Scattered storms developed across the area today, in response to a very moist atmospheric aloft and a weak surface cold front that slipped through the area. As of writing time, the weak front is positioned right across the area, from southeastern Texas and extended northeast to near southeastern Arkansas. Scattered storms will continue to develop across this boundary through the night, with isolated strong storms capable of producing gusty winds and hail. We did receive a few reports of storms containing gusty winds today and a few rogue warnings have popped up throughout the day. Parts of the area also received heavy rainfall with areas of Rapides parish picking up 2-3 inches.
Figure 1: 24-Hour Rainfall Totals
This front will remain across the area through the next few days, with multiple impulses rotating around an upper-level trough aloft. For this reason, it appears scattered storms will remain in the forecast tomorrow, Monday, and Tuesday. Storms will have the capability of producing gusty winds, frequent lightning, high rainfall rates, and localized flooding. The strongest impulse will come in on Monday, which will be when the highest rain chance and greatest chance of seeing flooding will be. The latest RPM model shows the possibility of areas picking up an additional 1-4 inches of rain through Monday night.

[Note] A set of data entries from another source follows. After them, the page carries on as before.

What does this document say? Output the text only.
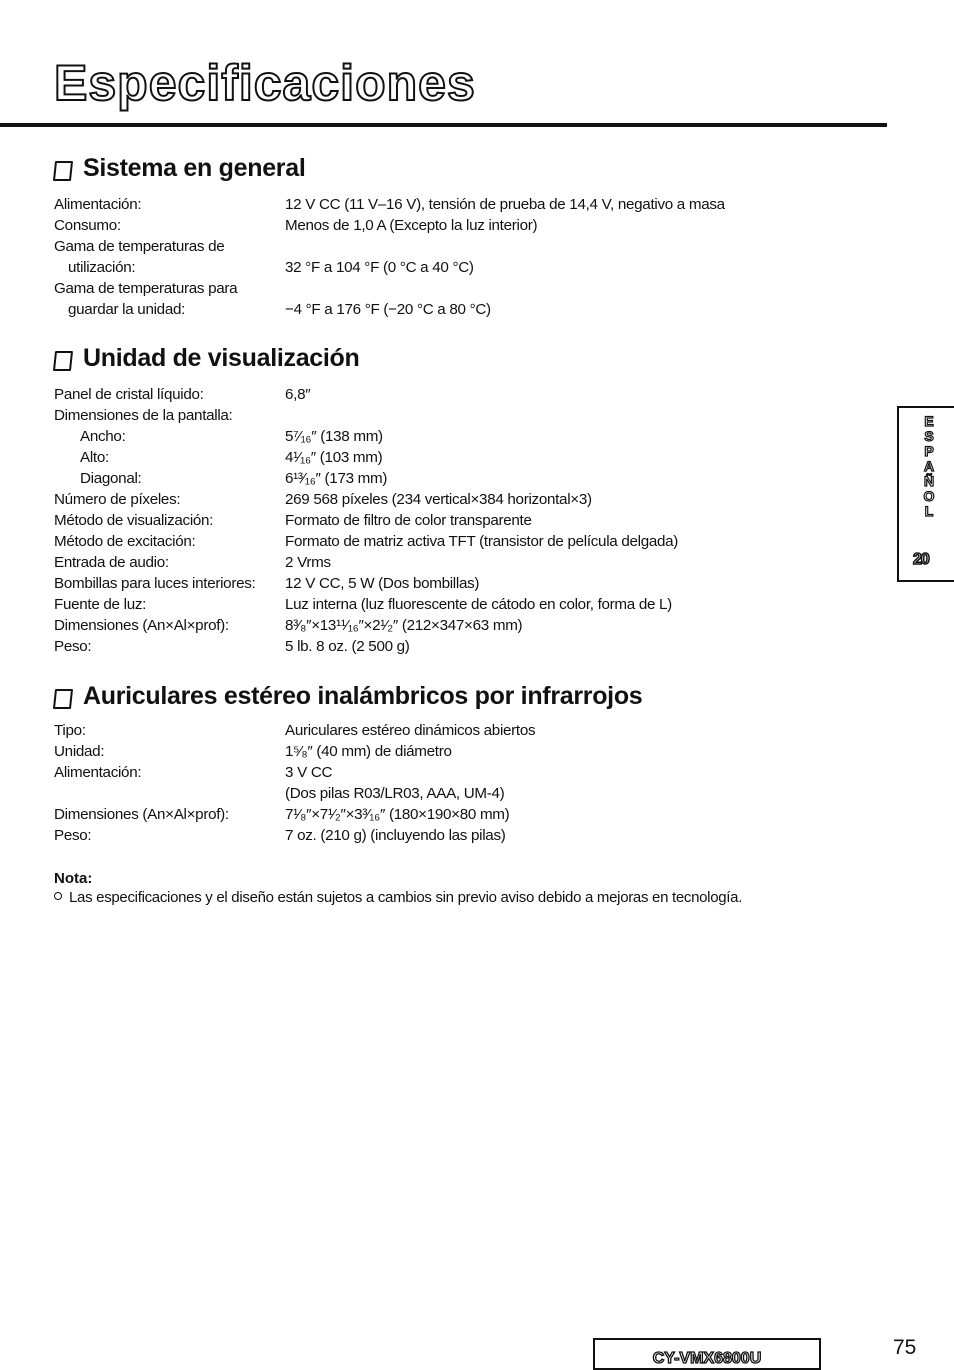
Especificaciones
Sistema en general
Alimentación:	12 V CC (11 V–16 V), tensión de prueba de 14,4 V, negativo a masa
Consumo:	Menos de 1,0 A (Excepto la luz interior)
Gama de temperaturas de
utilización:	32 °F a 104 °F (0 °C a 40 °C)
Gama de temperaturas para
guardar la unidad:	−4 °F a 176 °F (−20 °C a 80 °C)
Unidad de visualización
Panel de cristal líquido:	6,8″
Dimensiones de la pantalla:
Ancho:	5⁷⁄₁₆″ (138 mm)
Alto:	4¹⁄₁₆″ (103 mm)
Diagonal:	6¹³⁄₁₆″ (173 mm)
Número de píxeles:	269 568 píxeles (234 vertical×384 horizontal×3)
Método de visualización:	Formato de filtro de color transparente
Método de excitación:	Formato de matriz activa TFT (transistor de película delgada)
Entrada de audio:	2 Vrms
Bombillas para luces interiores: 12 V CC, 5 W (Dos bombillas)
Fuente de luz:	Luz interna (luz fluorescente de cátodo en color, forma de L)
Dimensiones (An×Al×prof):	8³⁄₈″×13¹¹⁄₁₆″×2¹⁄₂″ (212×347×63 mm)
Peso:	5 lb. 8 oz. (2 500 g)
Auriculares estéreo inalámbricos por infrarrojos
Tipo:	Auriculares estéreo dinámicos abiertos
Unidad:	1⁵⁄₈″ (40 mm) de diámetro
Alimentación:	3 V CC
(Dos pilas R03/LR03, AAA, UM-4)
Dimensiones (An×Al×prof):	7¹⁄₈″×7¹⁄₂″×3³⁄₁₆″ (180×190×80 mm)
Peso:	7 oz. (210 g) (incluyendo las pilas)
Nota:
Las especificaciones y el diseño están sujetos a cambios sin previo aviso debido a mejoras en tecnología.
E
S
P
A
Ñ
O
L
20
CY-VMX6800U	75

Figure 2: RPM model (out 48 hours)
Other models show a similar picture, with the greatest rainfall totals from Highway 190 and points to the south. My forecast will call for 1-4 inches of rain across the area through Wednesday morning, with parts of Acadiana possibly receiving 2-5 inches. This could be enough to cause flash flooding if rain falls at a quick rate. Severe weather chances will be low, although a few strong storms cannot be ruled out.